My mother’s rose garden dwarfs my terrace in both acreage and stunning variety, some beautifully cultivated and others running wild. For this reason, everyone (I mean everyone) who visits either garden naturally assumes that I am a namesake for this floricultural madness.

In fact, my name has nothing to do with English roses. You see, my father unabashedly shouted to the delivery team at my birth that I had the perfect pinkness and bubbliness of a world class rosé wine. Hence, forevermore Rose. It could have been much worse, how would I survive being named after English roses like Wollerton Old Hall or Munstead Wood?  

But, I was lucky as tucked away in the furthermost garden corner, bathed by sun and shielded from wind, my father would steal away with rosé in hand and plop down on a self-worn perfectly contoured antique bench and wait for someone or something to pique his interest or, if not, to take a mid-day nap. The bench had random planetary and mystical carvings never explained and a tended grape arbor, my father’s sole gardening contribution. 

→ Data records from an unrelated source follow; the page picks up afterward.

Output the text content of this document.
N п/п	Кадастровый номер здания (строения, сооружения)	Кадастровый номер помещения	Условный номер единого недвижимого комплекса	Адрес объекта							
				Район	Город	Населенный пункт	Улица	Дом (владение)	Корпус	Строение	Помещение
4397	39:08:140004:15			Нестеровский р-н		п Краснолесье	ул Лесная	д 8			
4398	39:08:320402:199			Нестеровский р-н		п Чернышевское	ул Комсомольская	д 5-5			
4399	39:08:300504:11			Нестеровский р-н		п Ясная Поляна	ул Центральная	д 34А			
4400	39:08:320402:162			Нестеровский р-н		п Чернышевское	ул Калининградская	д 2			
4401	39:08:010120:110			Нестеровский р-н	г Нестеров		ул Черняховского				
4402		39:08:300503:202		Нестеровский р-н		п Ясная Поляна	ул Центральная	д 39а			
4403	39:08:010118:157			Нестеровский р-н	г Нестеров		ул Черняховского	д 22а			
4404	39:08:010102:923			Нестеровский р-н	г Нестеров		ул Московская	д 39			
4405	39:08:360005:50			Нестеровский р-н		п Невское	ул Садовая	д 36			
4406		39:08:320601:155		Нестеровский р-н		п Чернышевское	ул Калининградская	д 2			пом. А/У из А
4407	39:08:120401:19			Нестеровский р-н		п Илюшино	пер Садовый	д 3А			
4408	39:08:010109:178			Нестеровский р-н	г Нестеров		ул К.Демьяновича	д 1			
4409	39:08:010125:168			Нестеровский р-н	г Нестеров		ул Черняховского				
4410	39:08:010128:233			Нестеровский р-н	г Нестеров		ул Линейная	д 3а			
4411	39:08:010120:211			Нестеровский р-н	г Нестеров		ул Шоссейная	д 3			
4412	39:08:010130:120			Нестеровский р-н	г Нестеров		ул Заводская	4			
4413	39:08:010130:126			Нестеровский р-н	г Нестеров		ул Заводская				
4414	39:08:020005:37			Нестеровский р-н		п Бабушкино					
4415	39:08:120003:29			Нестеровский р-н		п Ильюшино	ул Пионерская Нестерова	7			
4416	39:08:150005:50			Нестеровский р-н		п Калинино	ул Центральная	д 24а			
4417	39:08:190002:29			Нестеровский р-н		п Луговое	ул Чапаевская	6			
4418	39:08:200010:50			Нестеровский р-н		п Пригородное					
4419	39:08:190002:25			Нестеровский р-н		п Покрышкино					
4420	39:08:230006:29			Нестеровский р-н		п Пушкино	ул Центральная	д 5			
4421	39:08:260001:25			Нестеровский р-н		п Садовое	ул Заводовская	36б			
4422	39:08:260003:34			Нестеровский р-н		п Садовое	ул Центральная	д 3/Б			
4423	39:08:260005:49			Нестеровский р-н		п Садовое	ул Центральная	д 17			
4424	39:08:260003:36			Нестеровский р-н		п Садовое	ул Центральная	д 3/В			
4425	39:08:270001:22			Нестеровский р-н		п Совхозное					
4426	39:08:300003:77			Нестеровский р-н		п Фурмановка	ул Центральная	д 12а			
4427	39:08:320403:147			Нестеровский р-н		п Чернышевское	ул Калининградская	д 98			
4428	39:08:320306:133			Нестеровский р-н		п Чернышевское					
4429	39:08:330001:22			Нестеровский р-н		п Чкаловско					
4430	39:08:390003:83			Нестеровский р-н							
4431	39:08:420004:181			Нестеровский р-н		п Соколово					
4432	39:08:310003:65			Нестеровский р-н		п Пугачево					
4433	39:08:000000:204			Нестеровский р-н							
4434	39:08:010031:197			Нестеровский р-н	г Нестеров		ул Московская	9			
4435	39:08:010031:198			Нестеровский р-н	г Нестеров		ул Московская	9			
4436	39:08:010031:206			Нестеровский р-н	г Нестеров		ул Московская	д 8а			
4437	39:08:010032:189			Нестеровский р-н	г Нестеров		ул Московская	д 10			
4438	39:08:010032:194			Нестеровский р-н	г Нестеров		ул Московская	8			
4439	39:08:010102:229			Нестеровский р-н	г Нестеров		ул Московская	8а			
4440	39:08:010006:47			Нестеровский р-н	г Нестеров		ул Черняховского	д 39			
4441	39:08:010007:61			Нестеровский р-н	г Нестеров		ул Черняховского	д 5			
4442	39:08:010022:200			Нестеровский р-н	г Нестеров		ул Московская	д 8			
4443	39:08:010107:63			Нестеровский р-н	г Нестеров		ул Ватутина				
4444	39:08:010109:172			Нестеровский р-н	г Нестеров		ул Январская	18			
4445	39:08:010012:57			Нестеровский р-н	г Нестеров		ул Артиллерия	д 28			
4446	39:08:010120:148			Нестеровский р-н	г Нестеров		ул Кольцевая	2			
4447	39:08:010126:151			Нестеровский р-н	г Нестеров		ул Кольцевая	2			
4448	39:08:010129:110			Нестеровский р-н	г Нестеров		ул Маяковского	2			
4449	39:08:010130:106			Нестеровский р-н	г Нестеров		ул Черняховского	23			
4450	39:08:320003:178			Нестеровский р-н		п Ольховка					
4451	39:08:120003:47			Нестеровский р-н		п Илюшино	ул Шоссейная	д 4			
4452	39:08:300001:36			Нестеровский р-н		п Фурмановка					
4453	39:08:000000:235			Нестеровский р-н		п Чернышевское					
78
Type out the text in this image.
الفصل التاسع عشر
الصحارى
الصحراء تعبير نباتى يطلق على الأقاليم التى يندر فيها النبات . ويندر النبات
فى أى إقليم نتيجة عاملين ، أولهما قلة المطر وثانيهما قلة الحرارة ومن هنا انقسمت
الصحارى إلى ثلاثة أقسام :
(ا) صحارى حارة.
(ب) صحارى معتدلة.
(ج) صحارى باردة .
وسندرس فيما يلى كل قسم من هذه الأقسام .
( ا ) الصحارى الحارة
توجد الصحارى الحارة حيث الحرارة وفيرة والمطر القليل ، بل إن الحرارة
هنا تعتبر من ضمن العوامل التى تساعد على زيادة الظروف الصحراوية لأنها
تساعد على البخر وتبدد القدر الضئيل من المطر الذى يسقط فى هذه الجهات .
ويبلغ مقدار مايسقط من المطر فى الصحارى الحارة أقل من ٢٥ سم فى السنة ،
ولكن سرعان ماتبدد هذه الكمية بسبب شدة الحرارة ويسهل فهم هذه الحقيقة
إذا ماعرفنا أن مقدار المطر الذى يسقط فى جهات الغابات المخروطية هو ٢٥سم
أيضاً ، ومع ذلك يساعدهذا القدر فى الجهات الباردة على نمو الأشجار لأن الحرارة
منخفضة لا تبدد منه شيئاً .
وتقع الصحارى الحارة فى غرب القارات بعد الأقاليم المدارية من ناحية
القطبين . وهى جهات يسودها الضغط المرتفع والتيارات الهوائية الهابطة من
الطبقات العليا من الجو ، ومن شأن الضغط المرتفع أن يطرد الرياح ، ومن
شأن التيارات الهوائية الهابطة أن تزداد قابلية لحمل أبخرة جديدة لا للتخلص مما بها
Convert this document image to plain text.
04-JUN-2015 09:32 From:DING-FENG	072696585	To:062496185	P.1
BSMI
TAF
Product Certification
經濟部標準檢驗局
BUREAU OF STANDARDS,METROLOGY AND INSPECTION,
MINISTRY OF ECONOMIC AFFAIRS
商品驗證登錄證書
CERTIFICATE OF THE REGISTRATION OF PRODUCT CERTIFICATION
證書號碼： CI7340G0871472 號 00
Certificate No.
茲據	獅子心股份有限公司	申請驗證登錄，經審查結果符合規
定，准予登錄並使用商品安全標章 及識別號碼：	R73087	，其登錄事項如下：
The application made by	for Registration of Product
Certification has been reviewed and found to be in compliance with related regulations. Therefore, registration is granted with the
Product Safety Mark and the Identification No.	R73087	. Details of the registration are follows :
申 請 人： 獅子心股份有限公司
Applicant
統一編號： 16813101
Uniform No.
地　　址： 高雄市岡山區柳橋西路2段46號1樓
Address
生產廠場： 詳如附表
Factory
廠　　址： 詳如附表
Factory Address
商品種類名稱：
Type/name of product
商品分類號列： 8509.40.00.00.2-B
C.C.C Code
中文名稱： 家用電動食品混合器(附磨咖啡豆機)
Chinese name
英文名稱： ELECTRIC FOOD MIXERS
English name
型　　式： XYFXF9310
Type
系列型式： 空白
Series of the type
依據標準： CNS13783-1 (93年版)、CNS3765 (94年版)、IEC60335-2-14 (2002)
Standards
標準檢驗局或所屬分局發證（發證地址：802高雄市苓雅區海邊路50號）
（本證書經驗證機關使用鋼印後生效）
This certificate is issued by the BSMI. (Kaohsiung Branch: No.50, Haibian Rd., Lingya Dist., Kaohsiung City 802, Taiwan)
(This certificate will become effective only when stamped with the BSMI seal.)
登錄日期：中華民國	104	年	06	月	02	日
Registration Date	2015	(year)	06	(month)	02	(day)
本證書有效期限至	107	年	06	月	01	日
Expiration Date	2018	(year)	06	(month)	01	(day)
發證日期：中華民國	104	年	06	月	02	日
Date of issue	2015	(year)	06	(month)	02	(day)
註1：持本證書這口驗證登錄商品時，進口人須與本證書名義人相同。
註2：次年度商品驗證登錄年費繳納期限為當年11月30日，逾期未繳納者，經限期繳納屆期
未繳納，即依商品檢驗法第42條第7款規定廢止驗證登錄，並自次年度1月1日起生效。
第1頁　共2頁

 The arbor shielded my father from the afternoon sun and provided wicker baskets and later plastic buckets brimming with Sangiovese grapes for his extremely modest rosé winemaking hobby. The wine barrels and presses were located in the cellar far from the furnace but near his celeste vintage Bianchi 10-speed. There is so much more, and I promise in the future to describe this small but mighty paternal adventure as it is worth unique attention.

As this is my first LeMixedBag.com contribution, I thought it important to begin to introduce myself starting with my name. Later, we will continue the journey and discuss the complexities, approaches and controversies stemming from creating something named rosé.